As important as LEATHER is the new textiles are great. It really depends on location and type of weather you encounter on a daily basis. I prefer Alpinestars equipment because I find the quality vs price to my liking. Joe Rocket and Shift equipment don't seem to have the same level of craftsmanship. Fieldsheer and Cortech make great gear in textiles and fine leathers, too. Like I said, it depends on conditions. Right now, in ATL its a chilly 50 degrees outside and the morning drive was on the low 30s. I would have ridden in textiles if the low was in the 40s but leathers are cozy warm below that and warm is good.
BTW- the advise you seek and receive from this site is sometimes slighly tongue and cheek but very valid. ANY bike can be your downfall. Area, traffic conditions and topography should be considerations in your bike choice.

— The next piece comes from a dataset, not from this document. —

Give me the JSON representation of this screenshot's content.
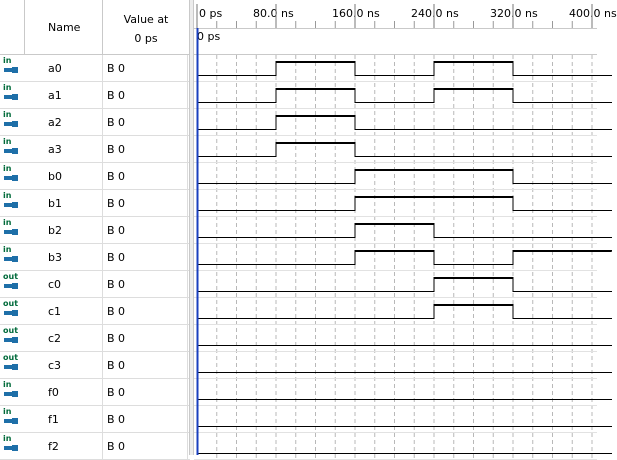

Just because a sportbike looks cool doesn't mean you should consider it if you live in heavily wood, animal dense, remote areas. Same thing holds for a dual purpose bike in say southern Arizona or metro Miami-Dade area. Riding in a National Forest is only so much fun on a sportbike when you have thousands of fire roads to explore. Or dodging semi-trucks on the interstate in southern FL is a crap shoot on a DRZ in the acceleration vs overall tonnage contest.
... but if you are on a budget Joe Rocket, etc will get you gear that will last several hard years and work for at least one crash. Better than forgoing gear altogether because you are saving for it. Just a thought.